In Colombia, women in rural areas often have to bear high workloads while simultaneously being financially dependent on their husbands. Swisscontact said it has been working with Colombian cocoa organisations since 2020 to promote equality in the cocoa value chain. With a long-lasting armed conflict between the government and FARC rebels ending with a peace agreement in 2016, economic, political and social advancement is beginning to filter down to the thousands of families in rural areas, striving for economic progress.

Both Nutresa and Casa Luker supply the domestic market and export cacao beans, intermediary cacao products such as powder, paste, semi-elaborated products such couverture and semi-sweet chocolate, and finished consumer products.

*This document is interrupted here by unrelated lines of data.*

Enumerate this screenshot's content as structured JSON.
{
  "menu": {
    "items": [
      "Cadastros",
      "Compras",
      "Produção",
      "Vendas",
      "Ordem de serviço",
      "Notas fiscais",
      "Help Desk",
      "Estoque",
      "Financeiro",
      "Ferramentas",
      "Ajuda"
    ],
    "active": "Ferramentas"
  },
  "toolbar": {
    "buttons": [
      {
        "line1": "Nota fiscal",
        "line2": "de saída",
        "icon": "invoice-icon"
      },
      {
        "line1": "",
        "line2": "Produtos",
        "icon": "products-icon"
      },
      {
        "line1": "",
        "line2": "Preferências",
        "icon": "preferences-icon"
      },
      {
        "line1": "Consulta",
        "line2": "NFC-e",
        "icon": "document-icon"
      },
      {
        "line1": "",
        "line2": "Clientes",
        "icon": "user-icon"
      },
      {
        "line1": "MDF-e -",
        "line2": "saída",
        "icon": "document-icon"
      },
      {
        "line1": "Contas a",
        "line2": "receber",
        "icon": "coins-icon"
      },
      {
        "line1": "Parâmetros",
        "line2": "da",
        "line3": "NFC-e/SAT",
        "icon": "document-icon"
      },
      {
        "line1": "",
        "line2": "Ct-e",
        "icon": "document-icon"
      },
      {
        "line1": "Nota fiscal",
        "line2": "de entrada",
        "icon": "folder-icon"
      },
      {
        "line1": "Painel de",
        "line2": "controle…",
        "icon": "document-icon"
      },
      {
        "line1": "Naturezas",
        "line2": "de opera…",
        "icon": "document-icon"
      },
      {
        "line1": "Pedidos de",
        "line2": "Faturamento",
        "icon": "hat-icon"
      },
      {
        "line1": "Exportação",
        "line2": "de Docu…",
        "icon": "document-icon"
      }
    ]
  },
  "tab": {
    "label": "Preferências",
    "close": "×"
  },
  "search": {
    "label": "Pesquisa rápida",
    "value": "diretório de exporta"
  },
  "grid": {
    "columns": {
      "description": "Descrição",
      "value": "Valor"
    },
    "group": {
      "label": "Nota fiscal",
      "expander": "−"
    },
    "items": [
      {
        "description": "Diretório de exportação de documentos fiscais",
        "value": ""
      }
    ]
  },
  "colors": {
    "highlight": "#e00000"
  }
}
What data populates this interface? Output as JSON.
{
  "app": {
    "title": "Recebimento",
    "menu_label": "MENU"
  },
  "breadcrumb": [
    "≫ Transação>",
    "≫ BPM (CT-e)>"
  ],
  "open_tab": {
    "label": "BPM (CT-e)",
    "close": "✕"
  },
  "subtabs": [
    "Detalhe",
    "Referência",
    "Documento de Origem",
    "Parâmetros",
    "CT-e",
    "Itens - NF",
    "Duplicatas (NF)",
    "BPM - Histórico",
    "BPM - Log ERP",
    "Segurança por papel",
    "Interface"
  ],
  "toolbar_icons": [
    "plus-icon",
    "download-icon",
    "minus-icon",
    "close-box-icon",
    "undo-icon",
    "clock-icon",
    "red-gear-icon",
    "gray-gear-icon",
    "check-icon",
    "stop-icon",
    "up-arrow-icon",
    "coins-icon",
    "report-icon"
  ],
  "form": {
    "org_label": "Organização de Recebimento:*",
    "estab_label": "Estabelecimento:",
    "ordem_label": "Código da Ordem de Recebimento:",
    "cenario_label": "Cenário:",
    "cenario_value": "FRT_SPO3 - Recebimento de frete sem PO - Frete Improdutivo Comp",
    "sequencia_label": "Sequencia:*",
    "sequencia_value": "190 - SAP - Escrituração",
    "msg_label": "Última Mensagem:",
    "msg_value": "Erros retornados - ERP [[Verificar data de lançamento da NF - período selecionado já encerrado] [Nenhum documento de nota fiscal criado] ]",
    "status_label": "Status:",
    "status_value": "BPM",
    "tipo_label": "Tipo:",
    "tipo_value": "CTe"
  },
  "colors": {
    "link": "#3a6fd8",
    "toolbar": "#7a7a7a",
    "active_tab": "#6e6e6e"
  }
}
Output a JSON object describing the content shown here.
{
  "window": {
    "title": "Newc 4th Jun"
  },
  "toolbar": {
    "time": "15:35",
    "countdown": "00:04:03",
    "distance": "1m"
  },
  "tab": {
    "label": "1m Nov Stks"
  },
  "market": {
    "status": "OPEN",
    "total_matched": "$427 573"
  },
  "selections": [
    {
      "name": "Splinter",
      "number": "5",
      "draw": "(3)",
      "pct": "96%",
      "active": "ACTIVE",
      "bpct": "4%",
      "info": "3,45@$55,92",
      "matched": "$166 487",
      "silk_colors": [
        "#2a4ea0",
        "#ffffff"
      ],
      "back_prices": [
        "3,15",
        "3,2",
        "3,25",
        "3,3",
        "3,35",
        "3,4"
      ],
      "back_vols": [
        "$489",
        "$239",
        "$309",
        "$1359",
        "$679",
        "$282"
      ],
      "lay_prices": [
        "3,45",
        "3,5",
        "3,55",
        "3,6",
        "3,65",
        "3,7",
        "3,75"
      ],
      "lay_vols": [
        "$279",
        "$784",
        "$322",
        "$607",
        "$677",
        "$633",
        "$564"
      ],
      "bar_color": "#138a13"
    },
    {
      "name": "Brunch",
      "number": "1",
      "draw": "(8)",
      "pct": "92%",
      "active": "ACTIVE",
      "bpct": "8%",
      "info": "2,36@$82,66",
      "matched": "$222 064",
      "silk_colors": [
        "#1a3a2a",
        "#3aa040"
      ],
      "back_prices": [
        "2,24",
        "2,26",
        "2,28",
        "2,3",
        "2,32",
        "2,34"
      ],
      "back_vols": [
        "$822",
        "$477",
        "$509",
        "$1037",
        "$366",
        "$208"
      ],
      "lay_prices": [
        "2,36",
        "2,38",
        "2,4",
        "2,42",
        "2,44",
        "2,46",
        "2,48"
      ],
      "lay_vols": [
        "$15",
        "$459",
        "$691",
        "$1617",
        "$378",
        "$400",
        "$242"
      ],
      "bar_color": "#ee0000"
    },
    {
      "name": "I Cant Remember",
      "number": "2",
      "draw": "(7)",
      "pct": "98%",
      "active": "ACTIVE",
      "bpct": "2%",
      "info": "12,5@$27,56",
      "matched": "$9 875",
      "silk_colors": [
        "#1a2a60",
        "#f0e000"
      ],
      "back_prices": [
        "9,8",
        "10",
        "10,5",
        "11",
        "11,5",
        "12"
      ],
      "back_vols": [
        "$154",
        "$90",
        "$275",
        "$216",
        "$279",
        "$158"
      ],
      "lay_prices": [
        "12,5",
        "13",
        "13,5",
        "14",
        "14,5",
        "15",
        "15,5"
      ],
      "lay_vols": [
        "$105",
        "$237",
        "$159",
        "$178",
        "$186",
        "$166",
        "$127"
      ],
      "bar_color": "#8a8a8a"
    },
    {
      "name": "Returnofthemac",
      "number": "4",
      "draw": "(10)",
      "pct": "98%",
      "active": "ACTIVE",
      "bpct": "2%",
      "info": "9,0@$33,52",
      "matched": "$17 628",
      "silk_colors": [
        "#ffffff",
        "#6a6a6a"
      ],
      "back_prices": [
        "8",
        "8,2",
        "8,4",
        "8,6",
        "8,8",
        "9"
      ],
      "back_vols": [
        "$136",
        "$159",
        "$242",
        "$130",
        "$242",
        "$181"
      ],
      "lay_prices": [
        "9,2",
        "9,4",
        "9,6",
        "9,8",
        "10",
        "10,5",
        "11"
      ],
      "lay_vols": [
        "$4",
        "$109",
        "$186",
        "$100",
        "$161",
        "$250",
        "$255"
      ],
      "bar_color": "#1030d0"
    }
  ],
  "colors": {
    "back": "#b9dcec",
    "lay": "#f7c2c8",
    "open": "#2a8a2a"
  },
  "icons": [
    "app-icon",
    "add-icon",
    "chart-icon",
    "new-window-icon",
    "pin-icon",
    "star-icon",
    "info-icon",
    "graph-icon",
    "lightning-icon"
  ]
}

The majority of the production of both companies is for the domestic market, mainly for chocolate de mesa or bars for hot chocolate. Nutresa has played an active role in increasing cacao production for over 50 years. Currently as part of its ‘social commitment’, Nutresa has a Productive Projects-Inclusive Business programme. Through the Productive Alliance Support Project (PAAP), Nutresa forms alliances with farmers to assure the purchase of their product directly and will help provide technical, social and corporate support. Nutresa has two demonstration farms, a larger one in Magdalena Medio and a small farm near Medellin (which ConfectioneryNews visited in 2022). In total, these farms provide training to several hundred cacao producers and technicians on an annual basis.

In a statement on its website to mark National Cocoa Farmers Day, Cordillera Chocolates said it is ‘indebted to the growers for their remarkable efforts and unwavering commitment in nurturing cocoa beans to produce the highest-quality ingredients that make our delicious chocolates, pastries, and sweets so inviting’.